Ainda não se tinham apagado os efeitos das incursões monárquicas
de 1911 e 1912, no Norte do país, nomeadamente em Chaves, persistia o objetivo
da restauração monárquica: intrigas e conspirações para ataques à República, já
reconhecida por todos os Governos do mundo. A arrancada do grupo do
Integralismo Lusitano recuperava o pensamento contrarrevolucionário, em
revistas e jornais próprios e no auge dos conflitos militares e políticos, um
ciclo de conferências na Liga Naval, em Lisboa.
Houve, também, no campo dos republicanos, oposições
dilacerantes. Agravaram-se as querelas que fragmentaram a maçonaria, o Grande
Oriente Lusitano Unido, liderado por Magalhães Lima, dando origem a outra obediência,
o Grémio Luso-Escocês, dirigido pelo general Ferreira de Castro. Saíram do
Grande Oriente lojas de todo o país. A dissidência envolveu muitos civis e
militares dos partidos Evolucionista, de António José de Almeida, Unionista, de
Brito Camacho, e do próprio Partido Democrático, de Afonso Costa.

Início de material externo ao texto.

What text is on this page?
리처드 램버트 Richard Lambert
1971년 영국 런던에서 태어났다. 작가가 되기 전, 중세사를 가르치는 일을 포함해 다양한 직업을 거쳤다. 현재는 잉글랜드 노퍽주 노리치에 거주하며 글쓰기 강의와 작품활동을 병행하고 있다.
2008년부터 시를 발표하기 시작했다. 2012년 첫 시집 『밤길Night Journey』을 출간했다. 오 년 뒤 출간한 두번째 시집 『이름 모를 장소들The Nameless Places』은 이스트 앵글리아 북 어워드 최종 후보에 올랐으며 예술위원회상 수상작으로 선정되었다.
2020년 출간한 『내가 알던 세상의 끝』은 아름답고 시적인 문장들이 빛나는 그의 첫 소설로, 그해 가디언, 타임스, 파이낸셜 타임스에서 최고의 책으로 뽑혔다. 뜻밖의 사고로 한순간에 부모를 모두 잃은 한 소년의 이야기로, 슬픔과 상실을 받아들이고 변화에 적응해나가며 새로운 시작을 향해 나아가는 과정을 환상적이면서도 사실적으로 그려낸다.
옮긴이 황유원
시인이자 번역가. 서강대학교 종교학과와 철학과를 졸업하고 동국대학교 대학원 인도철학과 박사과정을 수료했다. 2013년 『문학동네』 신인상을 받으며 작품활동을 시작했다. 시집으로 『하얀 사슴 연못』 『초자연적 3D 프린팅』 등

O Movimento das Espadas, em 20 de Janeiro de 1915, foi o
rastilho das muitas contestações. Manuel de Arriaga chamou o general Pimenta de
Castro para formar um Governo que seria a primeira ditadura na República.
Parlamento encerrado, adiamento de eleições, saneamento de altos quadros da
função pública. Censura nos órgãos de comunicação social.
Entretanto, registou-se, a 14 de Maio, a mais sangrenta das
revoluções da I República, 24 horas de fogo cerrado, mais de 100 mortos e mais
de 1000 feridos em estado grave só em Lisboa. Houve a queda do Governo
presidido por Pimenta de Castro, a renúncia de Arriaga; o regresso de Teófilo
Braga à chefia do Estado, até se efetuarem eleições, para repor a Constituição
de 1911 e consolidar os fundamentos do regime.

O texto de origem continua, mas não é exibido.